Keeping Gosar as an original sponsor of the bill could torpedo the bill’s prospects, Levin said.
"My only goal with this bill is to get it signed into law," he said. "And as I explained to Mr. Gosar in a conversation we had on the floor, having his name at the top could be detrimental to that goal."
BLM: ‘We support it’
The discussion at yesterday’s hearing marked a significant departure from the near-gleeful bipartisanship on display during a hearing on the same bill two years ago, in the same subcommittee, sponsored by Gosar and Levin.
At that hearing, Lowenthal lauded not only the Gosar-Levin bill, H.R. 3794, but also the spirit of cooperation from both parties in support of the measure (E&E Daily, July 26, 2019).
"You know, regardless of the importance of this [bill], and it’s very, very important, the fact that we are really speaking as one voice — Republicans and Democrats — on this issue is critically important for the nation," Lowenthal said at the time.
At yesterday’s hearing, Levin’s bill drew strong support from witnesses, including Nada Culver, the Bureau of Land Management’s deputy director of policy and programs and its acting director.
"This legislation aligns with the administration’s goal of promoting renewable energy development, and we support it," Culver said.
Though Culver only mentioned Levin’s bill, his and Gosar’s bills are word-for-word identical pieces of legislation.
Both would require the Interior secretary, in coordination with the secretary of Energy, to identify, evaluate and "establish priority areas" where geothermal, solar and wind energy projects should be located. Applications for renewable energy projects in these areas would be "given the highest priority for incentivizing development thereon," according to the bill text.

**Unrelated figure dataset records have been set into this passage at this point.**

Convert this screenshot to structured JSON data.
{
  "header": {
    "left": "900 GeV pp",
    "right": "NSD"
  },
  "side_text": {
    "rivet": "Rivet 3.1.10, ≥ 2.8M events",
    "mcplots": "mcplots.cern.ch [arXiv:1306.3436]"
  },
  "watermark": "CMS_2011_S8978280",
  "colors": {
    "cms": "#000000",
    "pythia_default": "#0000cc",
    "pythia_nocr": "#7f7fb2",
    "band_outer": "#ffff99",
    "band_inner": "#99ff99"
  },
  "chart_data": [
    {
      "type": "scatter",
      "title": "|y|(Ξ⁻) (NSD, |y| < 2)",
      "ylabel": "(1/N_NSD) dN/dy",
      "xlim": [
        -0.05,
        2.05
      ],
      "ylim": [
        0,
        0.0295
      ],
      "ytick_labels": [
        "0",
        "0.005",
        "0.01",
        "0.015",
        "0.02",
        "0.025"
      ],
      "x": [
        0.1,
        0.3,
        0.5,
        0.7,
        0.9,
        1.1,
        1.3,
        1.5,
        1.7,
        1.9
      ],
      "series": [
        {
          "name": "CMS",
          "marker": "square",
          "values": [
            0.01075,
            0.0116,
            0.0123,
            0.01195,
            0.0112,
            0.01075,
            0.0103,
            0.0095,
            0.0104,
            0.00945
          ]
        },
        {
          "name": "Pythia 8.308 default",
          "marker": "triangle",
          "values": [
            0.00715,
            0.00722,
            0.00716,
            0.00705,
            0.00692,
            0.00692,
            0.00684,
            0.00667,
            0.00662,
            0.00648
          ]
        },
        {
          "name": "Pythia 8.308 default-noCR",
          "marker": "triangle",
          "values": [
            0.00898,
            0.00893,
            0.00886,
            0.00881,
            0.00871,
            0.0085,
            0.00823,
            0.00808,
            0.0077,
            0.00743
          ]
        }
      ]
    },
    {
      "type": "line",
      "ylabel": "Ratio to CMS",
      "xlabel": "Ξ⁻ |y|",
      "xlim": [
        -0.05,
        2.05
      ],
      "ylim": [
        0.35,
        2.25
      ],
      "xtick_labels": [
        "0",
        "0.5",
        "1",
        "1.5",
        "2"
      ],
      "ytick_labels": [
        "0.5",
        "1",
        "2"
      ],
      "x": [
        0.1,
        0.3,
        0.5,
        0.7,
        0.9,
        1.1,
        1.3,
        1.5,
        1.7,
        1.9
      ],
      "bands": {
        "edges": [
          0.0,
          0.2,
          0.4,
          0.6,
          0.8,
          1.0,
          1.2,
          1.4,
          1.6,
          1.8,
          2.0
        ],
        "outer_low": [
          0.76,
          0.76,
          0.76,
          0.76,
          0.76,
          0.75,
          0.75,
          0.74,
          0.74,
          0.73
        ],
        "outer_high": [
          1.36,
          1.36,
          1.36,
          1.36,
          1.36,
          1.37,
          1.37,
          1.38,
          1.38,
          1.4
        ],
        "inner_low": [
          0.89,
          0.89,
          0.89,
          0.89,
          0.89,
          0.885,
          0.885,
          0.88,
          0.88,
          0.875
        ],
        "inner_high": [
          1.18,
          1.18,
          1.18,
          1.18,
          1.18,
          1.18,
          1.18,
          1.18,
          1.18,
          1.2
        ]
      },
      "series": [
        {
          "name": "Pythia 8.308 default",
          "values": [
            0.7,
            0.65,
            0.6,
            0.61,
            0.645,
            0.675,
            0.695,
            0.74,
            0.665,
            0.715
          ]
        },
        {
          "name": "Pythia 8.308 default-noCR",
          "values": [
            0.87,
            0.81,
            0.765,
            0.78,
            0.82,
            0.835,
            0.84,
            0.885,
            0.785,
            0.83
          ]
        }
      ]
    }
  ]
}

The bills would also establish a revenue-sharing plan, beginning Jan. 1, 2022, for the disbursement of all "bonus bids, rentals, fees, or other payments under a right-of-way, permit, lease, or other authorization" for wind and solar projects on federal land.
The revenue-sharing plan would dictate that 25% of revenues go to the state in which the project is located; 25% to "one or more counties" where the project is sited; and 25% to federal and state agencies "to facilitate the processing of renewable energy permits on Federal land."
The final 25% would go to a Renewable Energy Resource Conservation Fund administered by the Interior secretary, which the bill would establish.
This fund would allocate money to federal, state, local and tribal agencies where renewable energy projects are located on federal lands, and could only be used for projects and activities that "restore and protect" fish and wildlife habitat, wildlife corridors, wetlands, streams, and rivers affected by the renewable energy projects.
Levin’s bill drew support from several witnesses, including Kate Miller, government affairs director at Trout Unlimited, and Paul Thomsen, vice president of business development at Ormat Technologies Inc., a geothermal project developer.
Both Trout Unlimited and Ormat Technologies were listed as endorsing the Levin measure in a press release from the lawmaker’s office last week that announced the reintroduction of the bill.
"Trout Unlimited strongly supports this legislation," Miller said.
Ormat Technologies is a major geothermal project developer on federal lands. Thomsen said that Ormat is developing geothermal projects on about 100,000 acres of BLM lands.
"We applaud the reintroduction of H.R. 3326 because it will establish these priority areas you’ve heard about today," Thomsen said. "These preferred locations, prioritizing permit applications for priority review, [are] critical."
He added, "We are excited to support H.R. 3326."